Le prince héritier saoudien a promis mardi une nouvelle Arabie, « modérée et tolérante », en rupture avec l’ultraconservatisme religieux, dans des déclarations sans détour de nature à plaire aux jeunes et à des investisseurs étrangers réunis à Ryad.
Le prince Mohammed ben Salmane, 32 ans, s’est livré à une attaque frontale contre certains milieux religieux conservateurs qui exercent une influence notable sur la société depuis des décennies.
« Nous ne ferons que retourner à un islam modéré, tolérant et ouvert sur le monde et toutes les autres religions », a-t-il déclaré lors d’une conférence économique internationale. Il a estimé que l’Arabie saoudite avait abandonné la modération en 1979 avec la montée en puissance de courants religieux extrémistes.
« Nous n’allons pas passer 30 ans de plus de notre vie à nous accommoder d’idées extrémistes et nous allons les détruire maintenant », a assuré le jeune prince, suscitant les applaudissements nourris des participants à ce forum qui a attiré 2.500 décideurs du monde entier. « Nous allons détruire l’extrémisme très bientôt », a insisté le prince héritier, fils du roi Salmane (81 ans) mais considéré aujourd’hui comme l’homme fort du royaume.
Dans les années 1970, l’Arabie saoudite a connu d’importantes réformes, malgré la résistance de milieux religieux conservateurs, comme l’ouverture de l’enseignement aux jeunes filles et l’introduction de la télévision.
L’assassinat du roi Fayçal en 1975 a freiné ce mouvement dans un pays bâti sur une alliance entre l’aile religieuse, représentée par la famille Al-Cheikh qui régule l’espace social, et le pouvoir politique représenté par la famille Al-Saoud, qui a fondé le royaume actuel en 1932.
Bouffée d’oxygène
Depuis sa nomination en juin comme prince héritier, Mohammed ben Salmane s’est attaché à desserrer le carcan des milieux religieux sur la société saoudienne. Il est considéré comme l’inspirateur de la décision en septembre de lever l’interdiction qui était faite aux femmes de conduire. Auparavant, il avait fait arrêter plus de 20 personnes, dont deux prédicateurs religieux très influents. Plus généralement, sa nomination a représenté une bouffée d’oxygène pour les jeunes Saoudiens (plus de la moitié de la population a moins de 25 ans).

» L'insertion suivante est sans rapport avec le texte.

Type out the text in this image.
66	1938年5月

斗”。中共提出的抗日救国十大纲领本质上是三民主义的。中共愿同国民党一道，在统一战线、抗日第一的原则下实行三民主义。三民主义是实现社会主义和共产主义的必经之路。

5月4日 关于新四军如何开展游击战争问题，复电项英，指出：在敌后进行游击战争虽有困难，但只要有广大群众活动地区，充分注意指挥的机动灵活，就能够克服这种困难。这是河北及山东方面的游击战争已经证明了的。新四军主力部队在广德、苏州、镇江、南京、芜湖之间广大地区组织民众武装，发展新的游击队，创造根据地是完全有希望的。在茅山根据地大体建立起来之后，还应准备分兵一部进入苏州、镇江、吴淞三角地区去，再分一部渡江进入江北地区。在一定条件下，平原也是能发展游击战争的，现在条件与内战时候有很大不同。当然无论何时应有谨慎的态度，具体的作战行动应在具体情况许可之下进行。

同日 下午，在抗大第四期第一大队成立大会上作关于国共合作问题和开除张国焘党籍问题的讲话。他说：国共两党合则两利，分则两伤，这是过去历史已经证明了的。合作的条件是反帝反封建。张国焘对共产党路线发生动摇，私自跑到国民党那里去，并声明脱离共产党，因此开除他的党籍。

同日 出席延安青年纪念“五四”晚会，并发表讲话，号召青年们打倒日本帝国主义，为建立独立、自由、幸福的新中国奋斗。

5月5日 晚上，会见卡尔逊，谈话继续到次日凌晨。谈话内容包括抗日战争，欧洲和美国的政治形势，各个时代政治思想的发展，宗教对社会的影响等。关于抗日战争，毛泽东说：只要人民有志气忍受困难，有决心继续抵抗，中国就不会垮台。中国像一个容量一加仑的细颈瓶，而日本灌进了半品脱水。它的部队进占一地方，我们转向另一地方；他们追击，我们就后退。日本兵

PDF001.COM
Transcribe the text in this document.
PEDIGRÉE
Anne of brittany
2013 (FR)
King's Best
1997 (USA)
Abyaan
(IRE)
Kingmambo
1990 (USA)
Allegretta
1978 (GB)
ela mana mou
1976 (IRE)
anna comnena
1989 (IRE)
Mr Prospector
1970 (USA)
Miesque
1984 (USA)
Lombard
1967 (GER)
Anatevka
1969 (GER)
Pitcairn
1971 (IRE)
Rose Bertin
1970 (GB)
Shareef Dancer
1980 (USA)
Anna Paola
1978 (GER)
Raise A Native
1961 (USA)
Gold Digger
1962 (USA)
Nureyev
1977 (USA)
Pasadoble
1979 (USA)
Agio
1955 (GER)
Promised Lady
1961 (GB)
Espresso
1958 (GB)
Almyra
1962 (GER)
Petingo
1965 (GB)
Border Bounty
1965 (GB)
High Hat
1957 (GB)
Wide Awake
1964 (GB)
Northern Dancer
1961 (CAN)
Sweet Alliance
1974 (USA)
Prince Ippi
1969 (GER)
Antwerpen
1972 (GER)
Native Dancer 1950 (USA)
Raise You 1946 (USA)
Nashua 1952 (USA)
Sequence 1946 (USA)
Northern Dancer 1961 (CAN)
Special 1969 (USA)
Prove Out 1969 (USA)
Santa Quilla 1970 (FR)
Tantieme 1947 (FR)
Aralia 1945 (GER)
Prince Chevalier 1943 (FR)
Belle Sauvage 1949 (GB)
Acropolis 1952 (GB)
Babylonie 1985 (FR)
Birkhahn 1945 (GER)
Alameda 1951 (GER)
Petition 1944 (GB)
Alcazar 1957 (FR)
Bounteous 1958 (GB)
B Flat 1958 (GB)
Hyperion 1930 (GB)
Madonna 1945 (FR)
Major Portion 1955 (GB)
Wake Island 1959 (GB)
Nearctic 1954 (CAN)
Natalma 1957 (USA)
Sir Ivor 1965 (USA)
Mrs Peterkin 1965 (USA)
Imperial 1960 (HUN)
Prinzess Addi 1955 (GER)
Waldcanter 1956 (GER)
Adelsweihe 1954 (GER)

Avec le prince héritier, l’Arabie saoudite commence à s’ouvrir aux arts, à la musique et des femmes ont été autorisées pour la première fois à participer aux célébrations de la fête nationale dans un stade de Ryad en septembre.
Les Saoudiens attendent maintenant l’ouverture de salles de cinémas et plus de divertissements, longtemps interdits par les milieux religieux conservateurs. Auteur d’un vaste plan de transformation de l’économie saoudienne destiné à réduire la dépendance du royaume au pétrole, le prince Mohammed est venu au forum de Ryad présenter un méga-projet.
Il porte sur la création d’une gigantesque zone de développement économique, appelée NEOM et d’une superficie de 26.500 km2, avec des investissements projetés à plus de 500 milliards de dollars (425 milliards d’euros).
Cette nouvelle zone économique, à peine plus petite que la Belgique, sera établie au nord-ouest de l’Arabie saoudite, sur les bords de la mer Rouge. Certains secteurs seront frontaliers de la Jordanie et de l’Egypte, précise un communiqué du Fonds public d’investissement saoudien.
‘Volonté du peuple’
Appuyé également par des investisseurs étrangers, NEOM concernera des secteurs aussi divers que l’énergie, l’eau, la biotechnologie, l’alimentation, le numérique, les médias et les divertissements, selon le communiqué. « Toutes les conditions sont réunies pour assurer le succès de ce projet et, en premier lieu, la volonté du peuple saoudien », a plaidé le prince, suscitant encore une fois les applaudissements de l’assistance.
Mohammed ben Salmane n’a toutefois pas abordé les difficultés économiques du royaume. Premier exportateur mondial de pétrole, l’Arabie saoudite a enregistré d’énormes déficits budgétaires et vu ses réserves financières fondre depuis la chute à la mi-2014 du prix de l’or noir. Le prince héritier, ministre de la Défense et qui préside également le Conseil économique et de développement, a présenté en 2016 un plan, appelé Vision 2030, qui vise à diversifier l’économie.
Ce plan prévoit notamment la vente en 2018 de 5% de parts du géant pétrolier Aramco. En août, les autorités saoudiennes avaient déjà annoncé le lancement d’un projet touristique d’envergure consistant à transformer une cinquantaine d’îles de la mer Rouge en stations balnéaires de luxe.